Entstehung der Pfarrei

Man kann den Beginn einer St. Johanner Kirchengeschichte im Frühmittelalter ansetzen, doch muß man hier auf Vermutungen aufbauen. Die Besiedlung des Leukentales, in dem St. Johann liegt, hat im 7. Jahrhundert durch die Bajuwaren stattgefunden. Damals hat sich auch die Christianisierung dieses Volkes vollzogen.

Im Güterverzeichnis des ersten Salzburger Erzbischofes Arn, dem 788/90 entstandenen „indiculus Arnonis“ wird dann von mehreren „ … ecclesiis parrochiales …“ im Unterland geschrieben. Dies waren nicht Pfarrkirchen, sondern diözesane, im Besitz des Salzburger Bistums befindliche, Sakralgebäude. St. Johann in Tirol muss zu dieser Zeit bereits Ur- und Mutterpfarre gewesen sein. Für ein hohes Alter der ersten Kirche in St. Johann spricht auch der Ortsname, der vom einstigen Patrozinium der Pfarrkirche herrühren dürfte. Der hl. Johannes der Täufer, dem das Gotteshaus ursprünglich geweiht war, ist Patron von vielen alten Kirchen, die Taufkirchen waren.
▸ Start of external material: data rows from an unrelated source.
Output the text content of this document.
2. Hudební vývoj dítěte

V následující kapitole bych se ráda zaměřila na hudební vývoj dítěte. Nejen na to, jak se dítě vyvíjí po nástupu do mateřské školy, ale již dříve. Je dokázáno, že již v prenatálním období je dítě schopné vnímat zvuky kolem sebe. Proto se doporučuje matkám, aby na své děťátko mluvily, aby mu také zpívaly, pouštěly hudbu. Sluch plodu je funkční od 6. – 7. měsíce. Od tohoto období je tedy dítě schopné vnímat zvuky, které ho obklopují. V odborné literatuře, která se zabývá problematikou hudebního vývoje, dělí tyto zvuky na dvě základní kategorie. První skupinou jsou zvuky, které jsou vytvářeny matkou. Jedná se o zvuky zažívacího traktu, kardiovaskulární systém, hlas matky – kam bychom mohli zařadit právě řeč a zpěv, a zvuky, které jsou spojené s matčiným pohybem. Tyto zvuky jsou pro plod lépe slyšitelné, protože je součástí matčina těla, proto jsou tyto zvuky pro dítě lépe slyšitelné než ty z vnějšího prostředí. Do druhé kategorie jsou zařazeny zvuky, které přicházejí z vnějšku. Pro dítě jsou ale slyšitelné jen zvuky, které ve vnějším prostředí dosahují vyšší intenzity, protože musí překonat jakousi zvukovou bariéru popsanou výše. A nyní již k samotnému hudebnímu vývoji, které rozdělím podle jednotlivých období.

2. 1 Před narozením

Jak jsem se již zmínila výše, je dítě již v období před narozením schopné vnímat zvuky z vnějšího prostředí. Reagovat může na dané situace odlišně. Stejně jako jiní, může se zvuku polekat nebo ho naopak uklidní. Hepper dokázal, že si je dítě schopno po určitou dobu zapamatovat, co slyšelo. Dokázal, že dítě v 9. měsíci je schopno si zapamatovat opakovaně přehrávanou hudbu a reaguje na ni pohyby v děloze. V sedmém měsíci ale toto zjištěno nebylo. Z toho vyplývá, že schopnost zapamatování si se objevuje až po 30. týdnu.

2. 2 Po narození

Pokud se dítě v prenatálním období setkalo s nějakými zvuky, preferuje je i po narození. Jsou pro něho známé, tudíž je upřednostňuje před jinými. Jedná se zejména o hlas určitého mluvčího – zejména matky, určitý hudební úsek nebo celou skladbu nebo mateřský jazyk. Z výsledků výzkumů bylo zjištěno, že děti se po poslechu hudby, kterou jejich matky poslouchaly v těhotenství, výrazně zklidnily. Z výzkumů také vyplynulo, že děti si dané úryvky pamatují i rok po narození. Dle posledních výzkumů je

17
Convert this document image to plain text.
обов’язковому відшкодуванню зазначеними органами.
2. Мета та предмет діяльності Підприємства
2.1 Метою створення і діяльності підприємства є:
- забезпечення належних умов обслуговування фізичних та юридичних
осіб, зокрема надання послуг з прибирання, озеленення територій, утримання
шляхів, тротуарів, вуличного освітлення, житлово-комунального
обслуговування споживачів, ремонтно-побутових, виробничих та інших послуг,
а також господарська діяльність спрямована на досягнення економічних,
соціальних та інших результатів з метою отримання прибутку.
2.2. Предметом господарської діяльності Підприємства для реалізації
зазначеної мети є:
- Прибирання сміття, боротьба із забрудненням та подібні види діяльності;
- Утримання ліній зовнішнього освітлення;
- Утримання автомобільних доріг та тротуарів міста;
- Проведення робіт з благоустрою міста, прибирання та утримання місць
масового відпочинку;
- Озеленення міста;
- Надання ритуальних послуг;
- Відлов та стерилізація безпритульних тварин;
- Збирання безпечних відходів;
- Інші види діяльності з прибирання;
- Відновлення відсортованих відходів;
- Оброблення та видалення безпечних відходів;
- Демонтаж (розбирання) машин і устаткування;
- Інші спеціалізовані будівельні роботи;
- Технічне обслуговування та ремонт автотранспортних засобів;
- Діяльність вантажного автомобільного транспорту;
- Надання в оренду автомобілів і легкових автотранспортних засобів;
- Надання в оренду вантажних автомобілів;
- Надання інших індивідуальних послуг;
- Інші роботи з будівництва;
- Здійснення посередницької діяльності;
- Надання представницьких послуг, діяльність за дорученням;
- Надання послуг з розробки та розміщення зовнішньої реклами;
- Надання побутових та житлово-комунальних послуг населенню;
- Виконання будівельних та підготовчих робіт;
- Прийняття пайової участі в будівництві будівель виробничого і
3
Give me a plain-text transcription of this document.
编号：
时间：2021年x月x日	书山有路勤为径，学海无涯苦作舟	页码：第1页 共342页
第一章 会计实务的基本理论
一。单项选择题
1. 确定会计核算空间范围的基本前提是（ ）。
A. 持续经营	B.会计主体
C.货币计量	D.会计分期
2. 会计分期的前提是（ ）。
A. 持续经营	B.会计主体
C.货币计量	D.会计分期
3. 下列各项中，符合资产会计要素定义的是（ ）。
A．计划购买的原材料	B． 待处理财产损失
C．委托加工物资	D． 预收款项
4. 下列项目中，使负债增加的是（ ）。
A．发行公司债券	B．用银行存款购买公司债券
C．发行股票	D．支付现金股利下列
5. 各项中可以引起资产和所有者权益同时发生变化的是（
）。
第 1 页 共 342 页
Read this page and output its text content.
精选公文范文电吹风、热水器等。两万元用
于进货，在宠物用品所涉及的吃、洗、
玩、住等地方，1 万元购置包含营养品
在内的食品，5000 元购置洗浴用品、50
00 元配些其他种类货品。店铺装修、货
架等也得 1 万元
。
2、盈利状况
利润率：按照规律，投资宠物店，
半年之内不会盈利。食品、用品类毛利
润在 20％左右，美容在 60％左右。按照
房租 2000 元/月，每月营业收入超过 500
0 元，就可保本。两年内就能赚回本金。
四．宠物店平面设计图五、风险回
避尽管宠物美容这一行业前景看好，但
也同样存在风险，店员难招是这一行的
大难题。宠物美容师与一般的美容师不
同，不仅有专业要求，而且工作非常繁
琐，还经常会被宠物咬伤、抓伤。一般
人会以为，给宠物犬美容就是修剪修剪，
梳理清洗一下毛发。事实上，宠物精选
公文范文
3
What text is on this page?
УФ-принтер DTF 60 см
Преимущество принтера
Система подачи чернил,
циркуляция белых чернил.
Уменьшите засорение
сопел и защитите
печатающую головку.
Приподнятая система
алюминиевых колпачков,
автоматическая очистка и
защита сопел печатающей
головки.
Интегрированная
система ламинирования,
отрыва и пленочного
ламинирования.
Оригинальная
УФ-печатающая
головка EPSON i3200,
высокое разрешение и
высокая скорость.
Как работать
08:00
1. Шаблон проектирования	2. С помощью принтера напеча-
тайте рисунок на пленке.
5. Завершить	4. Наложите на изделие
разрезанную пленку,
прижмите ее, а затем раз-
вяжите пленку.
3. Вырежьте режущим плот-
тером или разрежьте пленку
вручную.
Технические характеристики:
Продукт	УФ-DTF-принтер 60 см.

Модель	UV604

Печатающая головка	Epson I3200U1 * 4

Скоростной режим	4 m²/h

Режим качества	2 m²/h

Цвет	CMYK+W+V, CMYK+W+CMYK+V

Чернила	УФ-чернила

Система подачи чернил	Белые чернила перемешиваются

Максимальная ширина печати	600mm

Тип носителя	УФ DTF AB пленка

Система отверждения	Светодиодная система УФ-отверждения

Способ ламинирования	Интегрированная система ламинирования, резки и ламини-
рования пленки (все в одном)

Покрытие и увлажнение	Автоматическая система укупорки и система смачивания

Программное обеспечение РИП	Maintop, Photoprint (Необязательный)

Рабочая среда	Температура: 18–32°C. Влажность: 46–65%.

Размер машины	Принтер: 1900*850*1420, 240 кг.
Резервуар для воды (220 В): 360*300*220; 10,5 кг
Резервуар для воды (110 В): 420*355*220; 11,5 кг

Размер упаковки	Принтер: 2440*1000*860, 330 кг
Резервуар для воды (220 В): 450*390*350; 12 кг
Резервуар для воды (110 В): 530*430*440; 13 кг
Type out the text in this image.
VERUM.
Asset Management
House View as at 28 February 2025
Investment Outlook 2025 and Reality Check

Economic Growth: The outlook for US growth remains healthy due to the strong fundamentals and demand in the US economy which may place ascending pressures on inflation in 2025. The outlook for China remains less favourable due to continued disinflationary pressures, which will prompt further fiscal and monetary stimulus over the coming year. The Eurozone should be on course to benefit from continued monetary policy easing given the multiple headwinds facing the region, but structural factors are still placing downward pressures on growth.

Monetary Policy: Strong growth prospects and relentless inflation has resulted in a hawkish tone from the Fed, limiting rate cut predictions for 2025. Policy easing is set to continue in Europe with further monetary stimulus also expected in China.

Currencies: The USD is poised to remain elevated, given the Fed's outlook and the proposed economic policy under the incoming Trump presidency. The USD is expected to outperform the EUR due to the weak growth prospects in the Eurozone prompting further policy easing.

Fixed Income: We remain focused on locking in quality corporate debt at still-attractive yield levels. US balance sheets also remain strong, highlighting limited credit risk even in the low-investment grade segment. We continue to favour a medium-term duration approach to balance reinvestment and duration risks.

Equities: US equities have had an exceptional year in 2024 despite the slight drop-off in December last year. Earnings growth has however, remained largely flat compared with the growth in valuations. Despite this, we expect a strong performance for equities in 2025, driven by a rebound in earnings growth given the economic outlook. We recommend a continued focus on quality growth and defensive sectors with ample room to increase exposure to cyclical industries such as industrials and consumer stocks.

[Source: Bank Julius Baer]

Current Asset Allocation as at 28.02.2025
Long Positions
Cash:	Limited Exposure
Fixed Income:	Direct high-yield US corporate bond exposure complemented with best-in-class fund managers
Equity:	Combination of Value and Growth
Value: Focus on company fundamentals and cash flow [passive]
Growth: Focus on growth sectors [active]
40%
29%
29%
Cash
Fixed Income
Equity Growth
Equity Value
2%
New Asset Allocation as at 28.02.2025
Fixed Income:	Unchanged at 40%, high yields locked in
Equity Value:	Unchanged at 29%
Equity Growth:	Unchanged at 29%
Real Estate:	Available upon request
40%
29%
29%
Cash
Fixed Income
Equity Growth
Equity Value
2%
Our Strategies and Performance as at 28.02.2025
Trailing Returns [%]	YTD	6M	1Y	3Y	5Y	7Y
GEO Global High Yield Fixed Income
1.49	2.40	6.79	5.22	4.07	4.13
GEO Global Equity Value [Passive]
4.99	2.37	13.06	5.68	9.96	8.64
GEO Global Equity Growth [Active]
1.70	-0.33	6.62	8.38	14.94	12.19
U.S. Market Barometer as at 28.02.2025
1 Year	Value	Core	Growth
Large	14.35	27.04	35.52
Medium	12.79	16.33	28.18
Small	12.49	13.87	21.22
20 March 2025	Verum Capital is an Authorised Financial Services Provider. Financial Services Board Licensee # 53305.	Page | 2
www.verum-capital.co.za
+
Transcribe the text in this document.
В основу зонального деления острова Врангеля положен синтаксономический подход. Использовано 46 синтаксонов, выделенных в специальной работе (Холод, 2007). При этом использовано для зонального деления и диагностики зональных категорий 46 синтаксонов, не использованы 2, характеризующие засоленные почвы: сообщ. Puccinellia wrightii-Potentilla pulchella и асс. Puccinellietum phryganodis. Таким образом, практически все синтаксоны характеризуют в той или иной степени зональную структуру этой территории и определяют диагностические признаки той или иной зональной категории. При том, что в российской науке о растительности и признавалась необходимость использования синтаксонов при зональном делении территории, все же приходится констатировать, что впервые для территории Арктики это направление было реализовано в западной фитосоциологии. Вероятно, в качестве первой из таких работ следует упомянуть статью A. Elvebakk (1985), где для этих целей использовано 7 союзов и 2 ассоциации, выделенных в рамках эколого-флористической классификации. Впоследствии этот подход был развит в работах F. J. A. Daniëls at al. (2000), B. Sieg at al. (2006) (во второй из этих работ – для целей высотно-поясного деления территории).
Die erste urkundliche Erwähnung einer Kirche in St. Johann in Tirol fällt erst in die Jahre 1150/60, als ein „ … Adelrammus de Regimprehtishoven …“ dem Kloster Herrenchiemsee Güter schenkte.

Als Sitz einer Pfarrei wird der Ort dann ausdrücklich am 28. Januar 1216 bei der Gründung des Bistums Chiemsee bezeichnet. Vorher gehörte das Leukental, spätestens seit der Diözesanteilung des Hl. Bonifatius vom Jahr 739, zum Bistum beziehungsweise Erzbistum Salzburg.

Bis zur josephinischen Pfarregulierung blieben die Grenzen der Pfarrei, so wie sie bereits 1216 bestanden haben dürften, unverändert, auch wenn es durch das Entstehen von verschiedenen Kirchen innerhalb des Pfarrsprengels Änderungen, vor allem in den seelsorgerischen Aufgaben gab.

1262 ist das gestiftete Spital in der Weitau mit seinem Benefizium zu nennen, das immer zum unmittelbaren Seelsorgebereich der Pfarre St. Johann in Tirol gehörte.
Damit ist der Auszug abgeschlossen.